The Franklin College of Arts and Sciences’ Institute for Native American Studies will present a lecture and reading by Native Canadian novelist Joseph Boyden April 11 at 4:30 p.m. in Room 125 of the Jackson Street Building. The lecture, part of the Franklin Visiting Scholars series, is free and open to the public.
Boyden grew up in Ontario, of Irish, Scottish and Anishinaabe heritage. His debut novel, Three Day Road, is the story of two Cree soldiers serving in the Canadian military during World War I. The novel, inspired by the story of a WWI sniper, won the Amazon/Books in Canada First Novel Award and the Rogers Writers’ Trust Fiction Award. Boyden’s second novel, Through the Black Spruce, won the 2008 Scotiabank Giller Prize, Canada’s equivalent of the Pulitzer Prize.

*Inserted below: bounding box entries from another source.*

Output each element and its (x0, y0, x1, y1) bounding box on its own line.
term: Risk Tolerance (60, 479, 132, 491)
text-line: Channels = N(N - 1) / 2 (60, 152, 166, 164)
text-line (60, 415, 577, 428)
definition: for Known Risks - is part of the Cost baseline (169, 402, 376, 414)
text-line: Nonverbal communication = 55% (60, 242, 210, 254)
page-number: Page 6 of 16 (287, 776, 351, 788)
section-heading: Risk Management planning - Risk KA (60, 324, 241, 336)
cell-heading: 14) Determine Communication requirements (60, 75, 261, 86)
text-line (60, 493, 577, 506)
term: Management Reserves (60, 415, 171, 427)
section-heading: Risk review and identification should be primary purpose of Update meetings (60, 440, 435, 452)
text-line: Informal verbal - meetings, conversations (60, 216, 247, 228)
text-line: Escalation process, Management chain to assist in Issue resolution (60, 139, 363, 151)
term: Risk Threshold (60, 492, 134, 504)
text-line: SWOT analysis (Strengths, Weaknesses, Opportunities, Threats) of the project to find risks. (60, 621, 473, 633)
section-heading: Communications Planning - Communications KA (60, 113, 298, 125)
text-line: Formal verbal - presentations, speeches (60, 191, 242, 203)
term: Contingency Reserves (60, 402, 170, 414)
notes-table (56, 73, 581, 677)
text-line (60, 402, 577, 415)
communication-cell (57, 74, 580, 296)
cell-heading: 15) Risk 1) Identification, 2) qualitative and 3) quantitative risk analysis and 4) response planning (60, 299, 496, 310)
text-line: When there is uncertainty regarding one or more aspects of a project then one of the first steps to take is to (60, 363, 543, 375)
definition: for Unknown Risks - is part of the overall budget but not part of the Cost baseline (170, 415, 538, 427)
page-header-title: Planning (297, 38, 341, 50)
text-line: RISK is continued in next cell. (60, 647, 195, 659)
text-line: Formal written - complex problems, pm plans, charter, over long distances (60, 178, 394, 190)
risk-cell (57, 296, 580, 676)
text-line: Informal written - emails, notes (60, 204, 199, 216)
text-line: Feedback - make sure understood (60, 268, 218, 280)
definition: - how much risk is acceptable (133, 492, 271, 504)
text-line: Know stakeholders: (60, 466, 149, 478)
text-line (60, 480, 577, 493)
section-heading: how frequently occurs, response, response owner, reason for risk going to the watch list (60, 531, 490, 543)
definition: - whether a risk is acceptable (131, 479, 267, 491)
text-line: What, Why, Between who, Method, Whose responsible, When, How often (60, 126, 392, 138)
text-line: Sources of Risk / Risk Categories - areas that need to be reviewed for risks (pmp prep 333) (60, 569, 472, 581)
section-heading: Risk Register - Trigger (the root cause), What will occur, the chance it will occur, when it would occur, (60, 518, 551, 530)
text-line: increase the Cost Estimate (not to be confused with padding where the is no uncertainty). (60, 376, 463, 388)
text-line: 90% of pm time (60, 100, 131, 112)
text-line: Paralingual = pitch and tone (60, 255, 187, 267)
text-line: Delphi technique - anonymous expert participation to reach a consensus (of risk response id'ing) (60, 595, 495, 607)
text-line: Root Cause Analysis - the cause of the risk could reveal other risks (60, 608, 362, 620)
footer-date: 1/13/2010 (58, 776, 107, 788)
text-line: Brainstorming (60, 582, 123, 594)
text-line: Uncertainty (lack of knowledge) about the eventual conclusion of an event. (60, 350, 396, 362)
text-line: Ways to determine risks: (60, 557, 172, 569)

Boyden is known for writing about the heritage and culture of First Nations peoples, a designation that refers to more than 600 bands of aboriginal people of Canada, representing a population of nearly 700,000.
“The history of indigenous people in North America spans thousands of years, a history that brings important context to understanding our modern society,” said Jace Weaver, Franklin Professor of Native American Studies and Religion and director of the Institute for Native American Studies. “Joseph Boyden is a powerful storyteller and celebrated writer whose works share some of the little-known facets of this history-and present-of North America.”